While Dodge’s full size muscle car is available in a number of configurations from slightly ripped — the base V6 4 speed automatic — to the bulging muscles of the Hemi SXT, the SRT/8 takes the Charger to a Himalayan level of performance. A level that puts it above most other cars and allows it to face off with some of the best sports sedans that do not call America home.
At first look, the curvy shape of the Charger gives it an aggressive look, motion even when standing still.
A few years ago, Dodge updated the Charger, adding a sculpted indent on the sides, giving it a much bolder profile while paying homage to the great Chargers of the ’60s and ’70s. A rework of the front fascia, grille and headlights sharpened the lines and gave it more of a forward lean while the wall-to-wall LED taillights are among the coolest-looking on the street.
Special SRT fascia and ground effects, as well as wheels, give the SRT/8 a meaner, bolder look. Surprisingly fresh for a design that has been on the street since 2005.
Slide into the front seat and you immediately feel like you are at the command center of some muscle car with another nod to the ’70s in the dual round gauge dash, but look to the right and it’s all 2012 with a big screen command center. Dodges Uconnect system and Garmin Nav is easy to use and has a minimal learning curve. It also has analytical G-force timing and racing kind of information, which I am sure will give you hours of untold pleasure, letting you know how many G-forces are pinning your posterior in the driver’s seat.
I loved the heated, wrapped steering wheel with the racing flat bottom — a nice touch. Front seats are also comfortable and the two-tone stitching comes is a classy touch.
Fire up the SRT/8 and the hills are alive with the sound of power.
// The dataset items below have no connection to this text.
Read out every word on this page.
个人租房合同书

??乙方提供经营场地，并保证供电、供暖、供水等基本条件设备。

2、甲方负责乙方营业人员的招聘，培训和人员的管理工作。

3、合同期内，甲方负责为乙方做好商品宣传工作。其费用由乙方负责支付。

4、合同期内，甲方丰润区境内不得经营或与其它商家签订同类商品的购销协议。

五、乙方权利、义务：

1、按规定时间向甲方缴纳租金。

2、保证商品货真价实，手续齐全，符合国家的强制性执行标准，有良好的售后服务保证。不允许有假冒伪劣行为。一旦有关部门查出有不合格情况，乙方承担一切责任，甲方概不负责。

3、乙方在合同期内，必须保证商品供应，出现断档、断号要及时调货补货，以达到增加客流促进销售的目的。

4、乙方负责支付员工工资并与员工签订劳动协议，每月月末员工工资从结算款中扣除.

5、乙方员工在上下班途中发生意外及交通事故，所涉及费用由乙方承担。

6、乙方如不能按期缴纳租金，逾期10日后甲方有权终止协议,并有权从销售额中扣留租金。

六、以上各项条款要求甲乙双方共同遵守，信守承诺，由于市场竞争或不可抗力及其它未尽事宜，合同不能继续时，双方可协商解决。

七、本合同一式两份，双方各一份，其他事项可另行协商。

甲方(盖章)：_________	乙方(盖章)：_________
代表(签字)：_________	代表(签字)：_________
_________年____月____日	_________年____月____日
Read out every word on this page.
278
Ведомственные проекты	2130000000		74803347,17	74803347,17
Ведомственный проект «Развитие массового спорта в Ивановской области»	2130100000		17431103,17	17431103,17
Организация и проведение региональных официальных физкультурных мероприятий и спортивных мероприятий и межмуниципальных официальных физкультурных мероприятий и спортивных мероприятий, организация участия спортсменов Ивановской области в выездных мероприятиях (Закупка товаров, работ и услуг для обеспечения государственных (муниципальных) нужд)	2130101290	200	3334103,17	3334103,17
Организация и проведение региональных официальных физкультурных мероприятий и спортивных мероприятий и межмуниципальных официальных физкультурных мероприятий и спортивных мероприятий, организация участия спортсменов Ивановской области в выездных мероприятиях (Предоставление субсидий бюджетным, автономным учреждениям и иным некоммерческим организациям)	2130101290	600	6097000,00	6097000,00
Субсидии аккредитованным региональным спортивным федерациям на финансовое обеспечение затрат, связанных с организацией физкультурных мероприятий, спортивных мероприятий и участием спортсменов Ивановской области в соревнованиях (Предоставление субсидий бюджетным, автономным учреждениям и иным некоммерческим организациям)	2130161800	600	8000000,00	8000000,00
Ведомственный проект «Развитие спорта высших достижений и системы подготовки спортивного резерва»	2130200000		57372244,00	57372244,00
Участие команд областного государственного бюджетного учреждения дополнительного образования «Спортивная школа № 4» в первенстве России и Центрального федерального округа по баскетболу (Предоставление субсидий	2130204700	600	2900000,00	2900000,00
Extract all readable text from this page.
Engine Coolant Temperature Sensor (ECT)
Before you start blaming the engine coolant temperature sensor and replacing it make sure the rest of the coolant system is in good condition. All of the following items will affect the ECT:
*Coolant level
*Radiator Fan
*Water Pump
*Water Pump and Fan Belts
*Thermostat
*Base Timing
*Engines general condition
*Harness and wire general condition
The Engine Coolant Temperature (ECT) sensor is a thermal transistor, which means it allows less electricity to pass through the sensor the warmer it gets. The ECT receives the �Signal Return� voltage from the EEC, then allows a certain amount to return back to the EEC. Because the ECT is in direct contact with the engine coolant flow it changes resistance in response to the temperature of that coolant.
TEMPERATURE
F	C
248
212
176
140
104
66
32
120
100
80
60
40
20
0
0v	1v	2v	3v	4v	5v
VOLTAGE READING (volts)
The rumble of the 6.4-liter Hemi is like a cold water wake-up splash in the face with the vibe of the motor getting into your bones like a good muscle car should. Slap it into drive and the 475 horses jump to life through the 5-speed automatic. The tranny is geared to snap shift and send the message in the five seconds it takes to get to 60 that you are driving a machine capable of great things.
On the road the SRT/8’s beefed-up adaptive suspension lets you set the ride for your circumstance including sport and performance up to comfort. Dodge has done a nice job of letting the Charger serve a few masters from an all-out break — the tires racing to touring through the countryside listening to the rumble. The Charger actually feels smaller and more nimble than it measures out to be, with excellent steering manners and on-a-dime stopping thanks to massive Brembo 4 wheel brakes!
The SRT/8 I drove is not cheap — with a sticker price of $50,260 — including adaptive cruise, collision avoidance package, heated seats, 20” SRT wheels and all-season tires. Advertised fuel numbers are 14 miles per gallon city and 23 miles per gallon highway.
I couldn’t get enough of the Charger SRT/8.
Taking the car on a long trip out to Deep Creek, M.D. and then north to Lake Erie, it was all I could do not to jump into it all the way when there was no one around and I have to admit, I failed miserably. The pleasure of cranking this well-designed machine out is what driving is all about. It’s almost too much car for most folks and just enough car for me. What’s more, it’s good to see a muscle car that can go toe-to-toe with the European performance sedans both in comfort and in driveability. The ’60s and ’70s were never this good were they?